Ranking source code static analysis warnings for continuous monitoring of free/libre/open source software repositories

Detalhes bibliográficos
Ano de defesa: 2018
Autor(a) principal: Ribeiro, Athos Coimbra
Orientador(a): Não Informado pela instituição
Banca de defesa: Não Informado pela instituição
Tipo de documento: Dissertação
Tipo de acesso: Acesso aberto
Idioma: eng
Instituição de defesa: Biblioteca Digitais de Teses e Dissertações da USP
Programa de Pós-Graduação: Não Informado pela instituição
Departamento: Não Informado pela instituição
País: Não Informado pela instituição
Palavras-chave em Português:
Link de acesso: http://www.teses.usp.br/teses/disponiveis/45/45134/tde-20082018-170140/
Resumo: While there is a wide variety of both open source and proprietary source code static analyzers available in the market, each of them usually performs better in a small set of problems, making it hard to choose one single tool to rely on when examining a program. Combining the analysis of different tools may reduce the number of false negatives, but yields a corresponding increase in the number of false positives (which is already high for many tools). An interesting solution, then, is to filter these results to identify the issues least likely to be false positives.
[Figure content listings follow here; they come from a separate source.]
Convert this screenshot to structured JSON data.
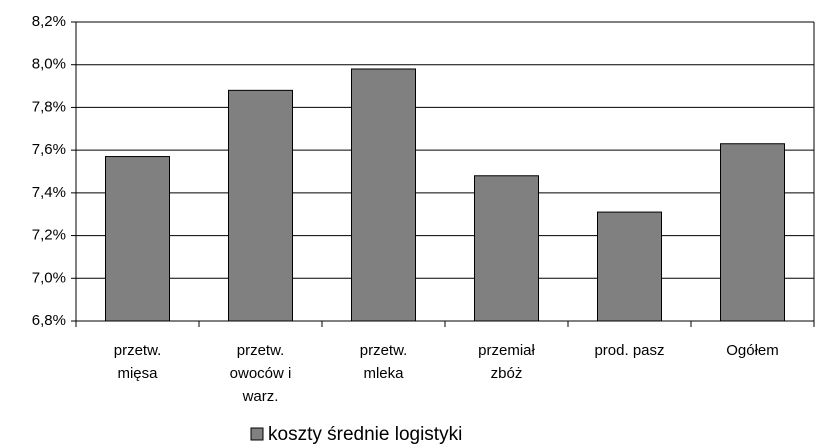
{
  "chart_data": {
    "type": "bar",
    "categories": [
      [
        "przetw.",
        "mięsa"
      ],
      [
        "przetw.",
        "owoców i",
        "warz."
      ],
      [
        "przetw.",
        "mleka"
      ],
      [
        "przemiał",
        "zbóż"
      ],
      [
        "prod. pasz"
      ],
      [
        "Ogółem"
      ]
    ],
    "series": [
      {
        "name": "koszty średnie logistyki",
        "color": "#808080",
        "values": [
          7.57,
          7.88,
          7.98,
          7.48,
          7.31,
          7.63
        ]
      }
    ],
    "ylim": [
      6.8,
      8.2
    ],
    "yticks": [
      {
        "value": 6.8,
        "label": "6,8%"
      },
      {
        "value": 7.0,
        "label": "7,0%"
      },
      {
        "value": 7.2,
        "label": "7,2%"
      },
      {
        "value": 7.4,
        "label": "7,4%"
      },
      {
        "value": 7.6,
        "label": "7,6%"
      },
      {
        "value": 7.8,
        "label": "7,8%"
      },
      {
        "value": 8.0,
        "label": "8,0%"
      },
      {
        "value": 8.2,
        "label": "8,2%"
      }
    ],
    "grid": true,
    "legend": "bottom"
  }
}
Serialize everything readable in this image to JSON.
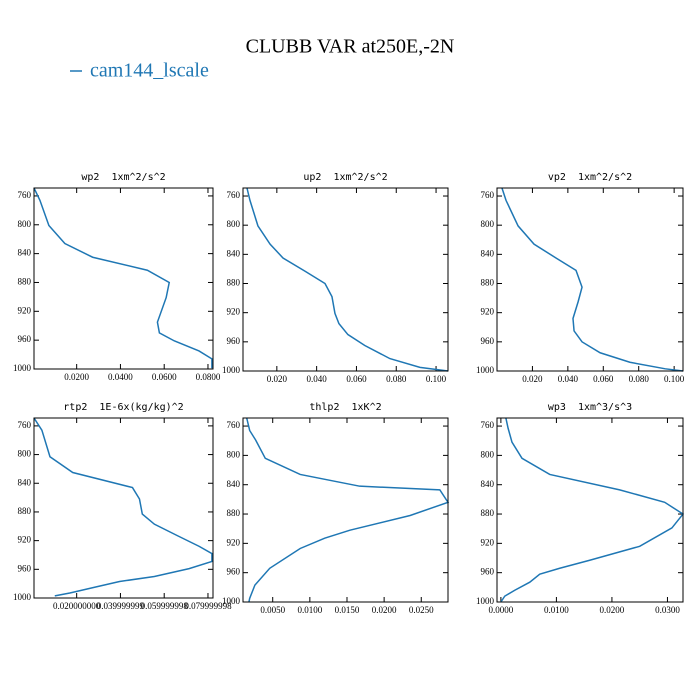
{
  "title": "CLUBB VAR at250E,-2N",
  "legend": {
    "label": "cam144_lscale",
    "color": "#1f77b4"
  },
  "chart_data": [
    {
      "type": "line",
      "title": "wp2  1xm^2/s^2",
      "color": "#1f77b4",
      "x": [
        0.0005,
        0.0032,
        0.0073,
        0.0146,
        0.0273,
        0.0523,
        0.0623,
        0.0609,
        0.0569,
        0.0578,
        0.0646,
        0.0759,
        0.0818,
        0.0818
      ],
      "values": [
        749,
        766,
        801,
        826,
        845,
        863,
        880,
        901,
        935,
        950,
        961,
        975,
        986,
        999
      ],
      "xlim": [
        0.0005,
        0.0823
      ],
      "ylim": [
        1000,
        749
      ],
      "xticks": [
        {
          "value": 0.02,
          "label": "0.0200"
        },
        {
          "value": 0.04,
          "label": "0.0400"
        },
        {
          "value": 0.06,
          "label": "0.0600"
        },
        {
          "value": 0.08,
          "label": "0.0800"
        }
      ],
      "yticks": [
        760,
        800,
        840,
        880,
        920,
        960,
        1000
      ]
    },
    {
      "type": "line",
      "title": "up2  1xm^2/s^2",
      "color": "#1f77b4",
      "x": [
        0.005,
        0.0065,
        0.0105,
        0.0166,
        0.0231,
        0.0341,
        0.0442,
        0.0477,
        0.0492,
        0.0512,
        0.0557,
        0.0642,
        0.0768,
        0.0919,
        0.106
      ],
      "values": [
        749,
        766,
        801,
        826,
        845,
        863,
        880,
        898,
        921,
        935,
        950,
        965,
        983,
        995,
        1000
      ],
      "xlim": [
        0.003,
        0.106
      ],
      "ylim": [
        1000,
        749
      ],
      "xticks": [
        {
          "value": 0.02,
          "label": "0.020"
        },
        {
          "value": 0.04,
          "label": "0.040"
        },
        {
          "value": 0.06,
          "label": "0.060"
        },
        {
          "value": 0.08,
          "label": "0.080"
        },
        {
          "value": 0.1,
          "label": "0.100"
        }
      ],
      "yticks": [
        760,
        800,
        840,
        880,
        920,
        960,
        1000
      ]
    },
    {
      "type": "line",
      "title": "vp2  1xm^2/s^2",
      "color": "#1f77b4",
      "x": [
        0.0028,
        0.0051,
        0.0119,
        0.0209,
        0.0333,
        0.0446,
        0.048,
        0.0458,
        0.0429,
        0.0435,
        0.048,
        0.0582,
        0.075,
        0.095,
        0.105
      ],
      "values": [
        749,
        766,
        801,
        826,
        845,
        862,
        885,
        905,
        928,
        945,
        960,
        975,
        988,
        997,
        1000
      ],
      "xlim": [
        0,
        0.105
      ],
      "ylim": [
        1000,
        749
      ],
      "xticks": [
        {
          "value": 0.02,
          "label": "0.020"
        },
        {
          "value": 0.04,
          "label": "0.040"
        },
        {
          "value": 0.06,
          "label": "0.060"
        },
        {
          "value": 0.08,
          "label": "0.080"
        },
        {
          "value": 0.1,
          "label": "0.100"
        }
      ],
      "yticks": [
        760,
        800,
        840,
        880,
        920,
        960,
        1000
      ]
    },
    {
      "type": "line",
      "title": "rtp2  1E-6x(kg/kg)^2",
      "color": "#1f77b4",
      "x": [
        0.0005,
        0.0041,
        0.0078,
        0.0182,
        0.0455,
        0.0487,
        0.05,
        0.0555,
        0.066,
        0.076,
        0.0818,
        0.0818,
        0.0714,
        0.0555,
        0.0396,
        0.0282,
        0.0169,
        0.01
      ],
      "values": [
        749,
        766,
        803,
        825,
        846,
        862,
        883,
        897,
        913,
        928,
        938,
        949,
        959,
        970,
        977,
        985,
        993,
        997
      ],
      "xlim": [
        0.0005,
        0.0823
      ],
      "ylim": [
        1000,
        749
      ],
      "xticks": [
        {
          "value": 0.02,
          "label": "0.020000000"
        },
        {
          "value": 0.04,
          "label": "0.039999999"
        },
        {
          "value": 0.06,
          "label": "0.059999998"
        },
        {
          "value": 0.08,
          "label": "0.079999998"
        }
      ],
      "yticks": [
        760,
        800,
        840,
        880,
        920,
        960,
        1000
      ]
    },
    {
      "type": "line",
      "title": "thlp2  1xK^2",
      "color": "#1f77b4",
      "x": [
        0.0015,
        0.0019,
        0.0027,
        0.004,
        0.0087,
        0.0167,
        0.0275,
        0.0286,
        0.0235,
        0.0154,
        0.012,
        0.0087,
        0.0046,
        0.0026,
        0.0019,
        0.0018
      ],
      "values": [
        749,
        766,
        779,
        804,
        826,
        842,
        847,
        864,
        882,
        902,
        913,
        927,
        954,
        977,
        995,
        1000
      ],
      "xlim": [
        0.001,
        0.0286
      ],
      "ylim": [
        1000,
        749
      ],
      "xticks": [
        {
          "value": 0.005,
          "label": "0.0050"
        },
        {
          "value": 0.01,
          "label": "0.0100"
        },
        {
          "value": 0.015,
          "label": "0.0150"
        },
        {
          "value": 0.02,
          "label": "0.0200"
        },
        {
          "value": 0.025,
          "label": "0.0250"
        }
      ],
      "yticks": [
        760,
        800,
        840,
        880,
        920,
        960,
        1000
      ]
    },
    {
      "type": "line",
      "title": "wp3  1xm^3/s^3",
      "color": "#1f77b4",
      "x": [
        0.0009,
        0.0013,
        0.002,
        0.0038,
        0.0088,
        0.0214,
        0.0295,
        0.0328,
        0.0308,
        0.025,
        0.016,
        0.0106,
        0.007,
        0.0052,
        0.0025,
        0.0007,
        0
      ],
      "values": [
        749,
        763,
        782,
        804,
        826,
        847,
        864,
        880,
        899,
        924,
        943,
        954,
        962,
        973,
        984,
        992,
        1000
      ],
      "xlim": [
        -0.0007,
        0.0328
      ],
      "ylim": [
        1000,
        749
      ],
      "xticks": [
        {
          "value": 0,
          "label": "0.0000"
        },
        {
          "value": 0.01,
          "label": "0.0100"
        },
        {
          "value": 0.02,
          "label": "0.0200"
        },
        {
          "value": 0.03,
          "label": "0.0300"
        }
      ],
      "yticks": [
        760,
        800,
        840,
        880,
        920,
        960,
        1000
      ]
    }
  ]
}
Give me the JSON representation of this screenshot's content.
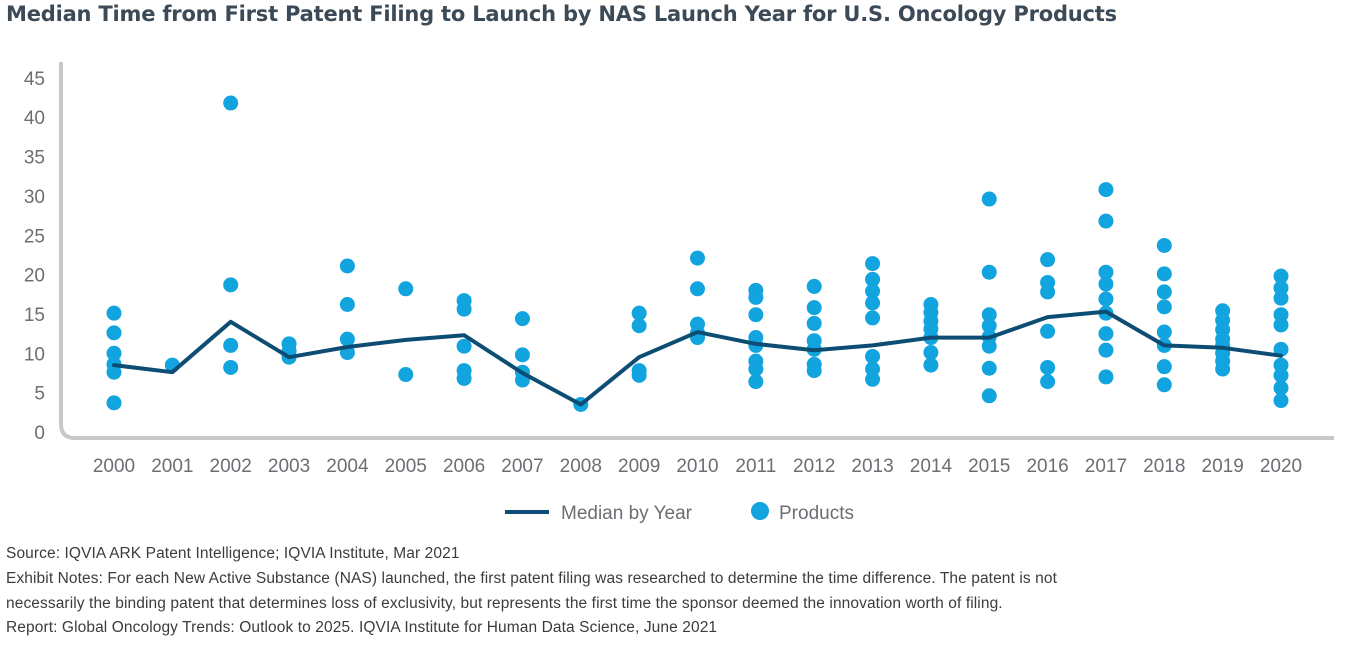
{
  "title": "Median Time from First Patent Filing to Launch by NAS Launch Year for U.S. Oncology Products",
  "colors": {
    "median": "#0e4d73",
    "products": "#12a4de",
    "axis": "#c8c8c8",
    "text": "#6b6f73"
  },
  "chart_data": {
    "type": "scatter",
    "title": "Median Time from First Patent Filing to Launch by NAS Launch Year for U.S. Oncology Products",
    "xlabel": "",
    "ylabel": "",
    "ylim": [
      0,
      45
    ],
    "yticks": [
      "0",
      "5",
      "10",
      "15",
      "20",
      "25",
      "30",
      "35",
      "40",
      "45"
    ],
    "grid": false,
    "legend_position": "bottom",
    "categories": [
      "2000",
      "2001",
      "2002",
      "2003",
      "2004",
      "2005",
      "2006",
      "2007",
      "2008",
      "2009",
      "2010",
      "2011",
      "2012",
      "2013",
      "2014",
      "2015",
      "2016",
      "2017",
      "2018",
      "2019",
      "2020"
    ],
    "series": [
      {
        "name": "Median by Year",
        "type": "line",
        "values": [
          8.5,
          7.6,
          14.0,
          9.5,
          10.8,
          11.7,
          12.3,
          7.5,
          3.5,
          9.5,
          12.7,
          11.2,
          10.4,
          11.0,
          12.0,
          12.0,
          14.6,
          15.3,
          11.0,
          10.7,
          9.7
        ]
      },
      {
        "name": "Products",
        "type": "scatter",
        "points": [
          [
            15.1,
            12.6,
            10.0,
            8.6,
            7.6,
            3.7
          ],
          [
            8.5
          ],
          [
            41.8,
            18.7,
            11.0,
            8.2
          ],
          [
            11.2,
            10.3,
            9.5
          ],
          [
            21.1,
            16.2,
            11.8,
            10.1
          ],
          [
            18.2,
            7.3
          ],
          [
            16.7,
            15.6,
            10.9,
            7.8,
            6.8
          ],
          [
            14.4,
            9.8,
            7.6,
            6.6
          ],
          [
            3.5
          ],
          [
            15.1,
            13.5,
            7.8,
            7.2
          ],
          [
            22.1,
            18.2,
            13.7,
            12.6,
            12.0
          ],
          [
            18.0,
            17.1,
            14.9,
            12.0,
            11.0,
            9.0,
            8.0,
            6.4
          ],
          [
            18.5,
            15.8,
            13.8,
            11.6,
            10.5,
            8.6,
            7.8
          ],
          [
            21.4,
            19.4,
            17.9,
            16.4,
            14.5,
            9.6,
            8.0,
            6.7
          ],
          [
            16.2,
            15.2,
            14.1,
            13.1,
            12.0,
            10.1,
            8.5
          ],
          [
            29.6,
            20.3,
            14.9,
            13.5,
            12.1,
            10.9,
            8.1,
            4.6
          ],
          [
            21.9,
            19.0,
            17.8,
            12.8,
            8.2,
            6.4
          ],
          [
            30.8,
            26.8,
            20.3,
            18.8,
            16.9,
            15.1,
            12.5,
            10.4,
            7.0
          ],
          [
            23.7,
            20.1,
            17.8,
            15.9,
            12.7,
            11.0,
            8.3,
            6.0
          ],
          [
            15.4,
            14.2,
            13.0,
            11.8,
            11.0,
            10.0,
            9.0,
            8.0
          ],
          [
            19.8,
            18.3,
            17.0,
            14.9,
            13.6,
            10.5,
            8.5,
            7.2,
            5.6,
            4.0
          ]
        ]
      }
    ]
  },
  "legend": {
    "median_label": "Median by Year",
    "products_label": "Products"
  },
  "footnotes": {
    "source": "Source: IQVIA ARK Patent Intelligence; IQVIA Institute, Mar 2021",
    "notes_line1": "Exhibit Notes: For each New Active Substance (NAS) launched, the first patent filing was researched to determine the time difference. The patent is not",
    "notes_line2": "necessarily the binding patent that determines loss of exclusivity, but represents the first time the sponsor deemed the innovation worth of filing.",
    "report": "Report: Global Oncology Trends: Outlook to 2025. IQVIA Institute for Human Data Science, June 2021"
  }
}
This work presents kiskadee, a system to support the usage of static analysis during software development by providing carefully ranked static analysis reports. First, it runs multiple static analyzers on the source code. Then, using a classification model, the potential bugs detected by the static analyzers are ranked based on their importance, with critical flaws ranked first, and potential false positives ranked last. To train kiskadee\'s classification model, we post-analyze the reports generated by three tools on synthetic test cases provided by the US National Institute of Standards and Technology. To make our technique as general as possible, we limit our data to the reports themselves, excluding other information such as change histories or code metrics. The features extracted from these reports are used to train a set of decision trees using AdaBoost to create a stronger classifier, achieving 0.8 classification accuracy (the combined false positive rate from the used tools was 0.61). Finally, we use this classifier to rank static analyzer alarms based on the probability of a given alarm being an actual bug. Our experimental results show that, on average, when inspecting warnings ranked by kiskadee, one hits 5.2 times less false positives before each bug than when using a randomly sorted warning list.